15 de Marzo de 2018
París, Le Marais.
Estoy en nuestro barrio de hace un año. En el 29 rue des Francs bourgeois y el “As del falafel el mejor falafel de París”. En la misma época, marzo, ¡cuánto ha pasado! Hugo ha ido a buscar algo en algún lado que huele a regalo. Tan bonito. Yo me he quedado en la terraza de la librería. Este té está buenísimo. La mesa está coja pero debajo de la estufa se está bien. Ha llovido de repente y ya ha parado. Está llegando la primavera con su lluvia romántica y su París gris y ruidoso. A veces delicado, frenético, bello, o monstruoso. Con todos sus turistas y sus vagabundos, imaginarse a La Maga y a Horacio entre todos los hombre ricos, los enfadados, las habitaciones en el tejado, el glamour insípido en vitrinas antisépticas, la pobreza mojada, los camareros en doble turno y los estudiantes, tirando de padres, de becas, del “crowfounding”...
Y nosotros los artistas de circo, tan como el viento, tan de un lado a otro, saltandonos estaciones, de soles que no calientan igual, a nubes que llueven diferente. Entre los andenes y su multitud, la multitud y las escaleras mecánicas que llevan al cielo del Café de la gare. El chirrido agudo de los trenes y las ruedas de las maletas que hacen cra-cra-cra. El humor de los taxistas y las ganas de hacer pipí. No perder la cabeza, ni la maleta ni nada. Recorriendonos el mapa sin norte ni sur. Haciendo caso al Principito, ya que caminando en línea recta no puede uno llegar muy lejos.
Y en dos días 17 de marzo y 27 años. Cifras carismáticas, gustos extraños. El tiempo pasa deprisa, y en este instante, ¡qué placer volver a escribir, volver a encontrarse! Dejar fluir de dentro a fuera, íntimamente. Me doy cuenta de todas las riquezas, que a veces se esconden detrás de los miedos o las exigencias.

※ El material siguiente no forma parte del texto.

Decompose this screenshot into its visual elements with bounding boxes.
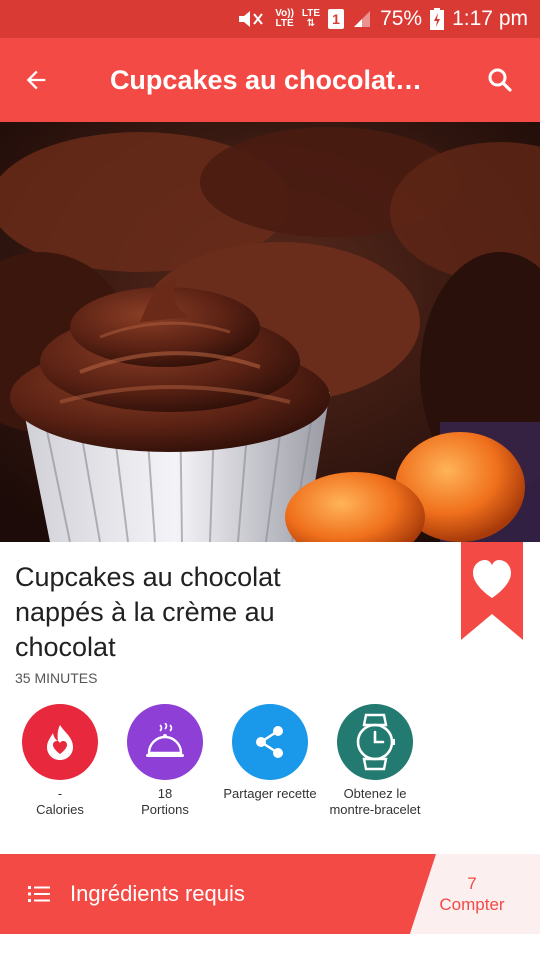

Y qué sé yo, es como si la levedad empezara a desampararse de uno y la vida adulta sea muy seria y el calendario esté muy apretado.
Pero sumergirse no es menos divertido. Reconectarse para adentro sigue siendo infinito. Es una cabaña en el bosque, es el mundo abisal.
Y las luces perduran, como perduran los tesoros en el fondo del mar.
La escritura deja entrever todo esto. Me gusta este nuevo año que empieza con escritura.